The tribal government has undertaken several economic development projects as the Hopi economy changed from subsistence activities to wage work. While the Hopi have few natural resources that an industrial society values, in 1966, the tribal council allowed the Peabody Coal Company to strip-mine 25,000 acres on Black Mesa. There was great opposition to this lease, however, in many sectors of Hopi society. The Hopi tribe also engages in housing construction, industrial parks, retail facilities, and tourism. Hopi are employed by the mines, the government, and in service and tourism industries. Like other rural areas, unemployment is unfortunately high: 27% in 1995.
The Hopi have six elementary, one middle, and one high school on the reservation. They have a substantial scholarship program to help members attend accredited colleges, and an adult vocational training program. There are two health clinics and two full-service hospitals in Keams Canyon and Tuba City. Residents are served by a weekly and a biweekly newspaper. The Hopi tribe has recently established a Hopi Water Utility Authority. Arizona Public Service Company provides electricity to most villages, and water and sewage services are obtained from the U.S. Public Health Service and the Navajo Tribal Utility Authority. There is also an airport, laundromats, gasoline stations, and small retail stores. Residents still need to travel to Winslow, Tuba City, or Window Rock to shop at large grocery stores.

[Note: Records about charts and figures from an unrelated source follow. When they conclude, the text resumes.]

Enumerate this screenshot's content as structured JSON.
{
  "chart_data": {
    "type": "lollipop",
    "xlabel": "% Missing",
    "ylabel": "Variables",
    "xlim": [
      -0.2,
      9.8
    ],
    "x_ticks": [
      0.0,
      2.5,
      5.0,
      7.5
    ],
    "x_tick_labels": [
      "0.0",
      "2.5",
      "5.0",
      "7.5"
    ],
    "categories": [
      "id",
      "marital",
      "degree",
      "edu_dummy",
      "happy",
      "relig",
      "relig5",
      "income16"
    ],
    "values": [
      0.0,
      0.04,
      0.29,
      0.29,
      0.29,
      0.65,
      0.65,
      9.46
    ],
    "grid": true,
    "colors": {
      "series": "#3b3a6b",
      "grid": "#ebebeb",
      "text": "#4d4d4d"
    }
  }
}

The Hopi government operates a very active cultural preservation office, which regulates archaeological activity, protects sacred sites, and conducts projects of interest to tribal members. Hopis are actively working on language preservation through the development of a Hopi dictionary and courses in the Hopi high school. On Second Mesa, they run a small museum and an arts-and-crafts establishment. Tourism and the sale of art fulfill economic functions and serve as a source of identity.
The Hopi way of life is a living tradition that shapes every aspect of their lives. The preservation of this way of life and the protection of sacred place is paramount.
References:
- Kelsea, J., & Vivian, R. G. (1995). Guide to American Indian museums and cultural centers of Arizona. Tucson: University of Arizona.
- Rushforth, S., & Upham, S. (1992). A Hopi social history. Austin: University of Texas Press.
- Sheridan, T., & Parezo, N. (Eds.). (1996). Paths of life: America Indians of the Southwest and Northern Mexico. Tucson: University of Arizona Press.
- Tiller, V. E. V. (1996). Tiller’s guide to Indian Country. Economic profiles of American Indian reservations. Albuquerque: BowArrow.